Ingredients for 3 servings:
- 850 g pork fillet(s)
- 1 onion(s)
- 120 g orange juice
- 4 cloves garlic, pickled in vinegar
- 1 bay leaf
- 1 tbsp red wine vinegar
- 1 dashes lemon juice
- Salt
- Pepper, colorful from the mill
- Caraway seeds
- Chili flakes from the mill
- 1 tbsp, heaped cream cheese, paprika-chili flavor
- 1 tsp cornstarch
- 2 drops of caramel color, as desired
Instructions
Working time approx. 30 minutes; Cooking/baking time approx. 4 hours 30 minutes; Total time approx. 5 hours
Recipe for a 1.5 l slow cooker, 120 watts
Recipe for a 1.5 l slow cooker, 120 watts Peel the onion, slice it, and place it on the bottom of the ceramic pot. Place the fillet on top of the onion slices.

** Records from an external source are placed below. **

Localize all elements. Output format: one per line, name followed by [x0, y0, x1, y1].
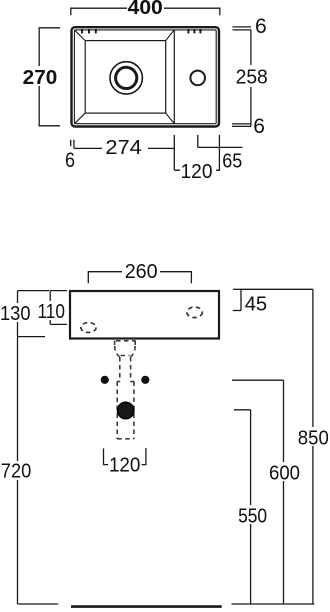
overflow dashed ellipse right — [187, 307, 202, 318]
svg-text:400: 400 — [128, 0, 163, 19]
dim 270 left — [39, 28, 60, 126]
dim 6 right top — [233, 27, 252, 30]
basin bottom rect — [85, 41, 166, 114]
basin rim inner line — [74, 30, 216, 124]
dim 400 top — [71, 8, 220, 15]
trap body wide — [116, 382, 118, 440]
dim 110 — [50, 291, 67, 325]
svg-text:6: 6 — [65, 149, 75, 172]
bevel diagonal BL — [75, 113, 86, 124]
step out — [117, 381, 120, 383]
svg-text:270: 270 — [23, 67, 58, 89]
svg-text:110: 110 — [37, 300, 65, 323]
svg-text:120: 120 — [109, 453, 141, 476]
bevel diagonal TL — [75, 30, 86, 41]
dim 850 — [241, 289, 313, 604]
dim 600 — [232, 380, 284, 604]
dim 120 bolts — [104, 448, 146, 465]
floor line — [71, 605, 222, 608]
drain inner circle — [116, 67, 137, 88]
dim 720 — [0, 461, 35, 480]
svg-text:130: 130 — [0, 302, 31, 325]
bevel diagonal TR — [166, 30, 174, 41]
dim 260 — [88, 272, 191, 284]
faucet hole circle — [190, 71, 205, 86]
svg-text:6: 6 — [255, 15, 267, 38]
basin front rect — [70, 291, 219, 339]
basin/deck divider — [173, 30, 175, 124]
drain outer circle — [110, 62, 142, 94]
hidden waste/trap outline (dashed) — [115, 341, 136, 440]
dim 258 right — [250, 30, 252, 126]
dim 130 — [18, 291, 50, 604]
svg-text:600: 600 — [269, 462, 300, 485]
waste collar — [116, 340, 136, 342]
dim 550 — [234, 410, 251, 604]
basin outer rect — [72, 27, 220, 126]
tailpipe narrow — [119, 357, 121, 381]
svg-text:274: 274 — [105, 136, 142, 159]
svg-text:550: 550 — [238, 504, 267, 527]
svg-text:720: 720 — [1, 459, 32, 482]
tap hole tick marks left group — [81, 29, 83, 33]
wall bolt left — [101, 376, 109, 384]
svg-text:260: 260 — [125, 260, 158, 283]
bottom datum line — [232, 603, 315, 605]
extension line at divider — [173, 135, 175, 170]
dim 65 — [197, 135, 199, 148]
extension line at right edge — [218, 135, 220, 171]
720 bottom tick — [18, 603, 59, 605]
bevel diagonal BR — [166, 113, 175, 124]
svg-text:258: 258 — [236, 65, 268, 88]
drain dashed ellipse left — [81, 323, 96, 333]
svg-text:45: 45 — [245, 292, 268, 315]
dim 6 right bottom — [232, 124, 251, 127]
svg-text:120: 120 — [181, 160, 213, 183]
svg-text:850: 850 — [298, 426, 329, 449]
dim 274 bottom — [74, 147, 174, 149]
dim 120 bottom — [174, 169, 219, 171]
dim 45 — [233, 289, 241, 310]
svg-text:6: 6 — [253, 115, 265, 138]
svg-text:65: 65 — [222, 150, 242, 173]
tap hole tick marks right group — [187, 29, 189, 33]
trap outlet circle — [118, 402, 134, 418]
dim 6 bottom left — [71, 140, 74, 149]
wall bolt right — [141, 376, 149, 384]
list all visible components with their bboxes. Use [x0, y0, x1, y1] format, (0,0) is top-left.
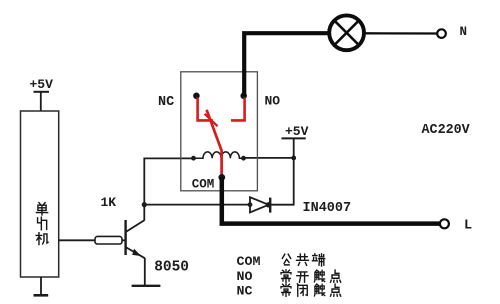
- node coil left: [191, 156, 196, 161]
- wire collector to relay coil left: [144, 158, 193, 220]
- svg-text:NO: NO: [237, 269, 253, 284]
- power +5V (MCU supply): [30, 77, 54, 111]
- junction node coil/+5V: [291, 156, 296, 161]
- wire MCU output to resistor: [59, 239, 95, 241]
- legend row COM 公共端: [237, 254, 325, 269]
- relay coil: [194, 152, 244, 158]
- wire diode cathode to +5V rail: [270, 158, 294, 205]
- contact NC (red): [193, 93, 213, 121]
- relay armature (red) with break cross: [205, 110, 222, 178]
- legend row NC 常闭触点: [237, 283, 341, 298]
- wire relay coil right to +5V junction: [244, 157, 294, 159]
- wire emitter to ground: [144, 258, 146, 285]
- svg-text:1K: 1K: [101, 195, 117, 210]
- svg-text:L: L: [464, 219, 472, 234]
- diode D1 IN4007: [248, 197, 271, 212]
- svg-text:8050: 8050: [154, 260, 189, 276]
- lamp LP1: [329, 15, 364, 50]
- relay K1 box: [181, 72, 258, 191]
- svg-text:COM: COM: [237, 254, 261, 269]
- MCU U1 (单片机): [21, 111, 59, 277]
- svg-text:IN4007: IN4007: [303, 201, 352, 216]
- contact NO (red): [231, 93, 247, 121]
- svg-text:NC: NC: [158, 95, 174, 110]
- node coil right: [241, 156, 246, 161]
- svg-text:COM: COM: [192, 178, 215, 192]
- legend row NO 常开触点: [237, 269, 341, 284]
- power +5V (relay supply): [282, 124, 309, 158]
- wire collector junction to diode anode: [144, 204, 250, 206]
- terminal L: [440, 219, 449, 228]
- terminal N: [437, 29, 446, 38]
- ground (emitter): [132, 285, 161, 287]
- transistor Q1 8050: [126, 220, 145, 258]
- junction node collector/diode: [142, 202, 147, 207]
- wire lamp to N terminal: [364, 32, 437, 35]
- wire resistor to base: [122, 239, 125, 241]
- resistor R1: [95, 236, 122, 244]
- svg-text:N: N: [460, 25, 468, 39]
- svg-text:NO: NO: [265, 93, 281, 108]
- svg-text:AC220V: AC220V: [422, 123, 471, 138]
- svg-text:NC: NC: [237, 283, 253, 298]
- wire NO contact to lamp (thick): [244, 33, 328, 96]
- ground (MCU): [34, 277, 49, 295]
- svg-text:+5V: +5V: [30, 77, 54, 92]
- node COM: [218, 174, 225, 181]
- wire COM to L terminal (thick): [222, 177, 440, 223]
- svg-text:+5V: +5V: [285, 124, 309, 139]
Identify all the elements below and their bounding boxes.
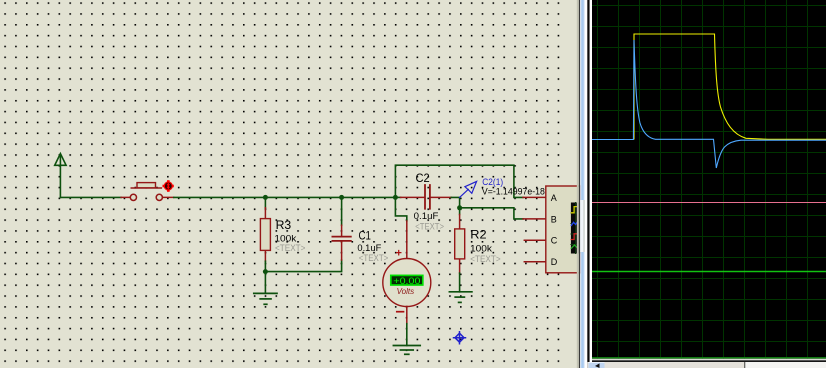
capacitor C2 — [395, 173, 451, 231]
trace channel C (pink) — [592, 202, 826, 204]
scrollbar divider — [744, 362, 745, 368]
scope bottom border & scrollbar — [592, 359, 826, 361]
ground under R2 — [449, 292, 472, 303]
wire node to voltmeter — [395, 197, 406, 221]
switch SW pins — [121, 196, 174, 198]
svg-text:R3: R3 — [276, 220, 292, 232]
voltmeter VM1 — [383, 221, 431, 324]
wire input corner to switch — [60, 196, 121, 198]
oscilloscope screen — [592, 0, 826, 359]
trace channel B (blue) — [592, 40, 826, 168]
node junction R3 top — [263, 195, 268, 200]
ground under R3 — [254, 293, 277, 304]
wire voltmeter to ground — [406, 324, 408, 346]
scroll left button — [589, 362, 605, 368]
connector mini screen icon — [571, 203, 581, 254]
svg-text:<TEXT>: <TEXT> — [359, 253, 389, 263]
node junction R3 bottom — [263, 269, 268, 274]
schematic edge shading — [577, 0, 579, 368]
scope bottom edge green line — [592, 357, 826, 359]
trace channel A (yellow) — [634, 34, 826, 140]
svg-text:+: + — [396, 248, 402, 260]
wire C2 right to probe corner — [451, 197, 459, 207]
svg-text:<TEXT>: <TEXT> — [275, 243, 305, 253]
scope window frame black — [587, 0, 589, 368]
schematic dot grid — [0, 0, 568, 368]
svg-text:D: D — [551, 257, 558, 267]
switch actuator — [131, 187, 161, 189]
switch contact circles — [130, 194, 136, 200]
svg-text:<TEXT>: <TEXT> — [470, 254, 500, 264]
ground under voltmeter — [393, 346, 420, 355]
resistor R2 — [455, 208, 501, 273]
svg-text:V=-1.14997e-18: V=-1.14997e-18 — [482, 187, 545, 197]
svg-text:0.1uF: 0.1uF — [357, 243, 381, 253]
svg-text:R2: R2 — [470, 230, 486, 242]
switch red indicator — [163, 180, 174, 192]
schematic background — [0, 0, 579, 368]
resistor R3 — [260, 197, 305, 261]
node junction C2 left — [393, 195, 398, 200]
svg-text:A: A — [551, 193, 557, 203]
wire node to B — [460, 208, 523, 219]
node junction probe/R2/B — [457, 205, 462, 210]
svg-text:Volts: Volts — [397, 286, 415, 296]
input terminal arrow — [55, 154, 66, 198]
svg-text:C2: C2 — [416, 173, 430, 185]
trace channel D (green) — [592, 271, 826, 273]
connector J1 (scope terminal) — [523, 186, 581, 273]
node junction C1 top — [339, 195, 344, 200]
white inner col — [590, 0, 592, 368]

Finely dice the garlic cloves and mix them in a bowl with the orange juice, bay leaf, vinegar, lemon juice, salt, pepper, caraway, and chili. Pour this mixture over the meat, set the heat to HIGH, and cover. Braise the meat in the pot at the same heat for 4 hours. Then remove the meat and carve it up. Fish out the bay leaf and puree the sauce in the pot, stirring in the cream cheese. Mix the cornstarch with a little water, stir it into the sauce, and let it simmer with the lid on for 30 minutes at the same heat. Then season to taste. If the sauce is too light, add 2 drops of caramel coloring. Return the meat to the sauce, reduce the heat to LOW, and keep the meat warm until all the side dishes are ready. I ate a purple spaghetti braid with it.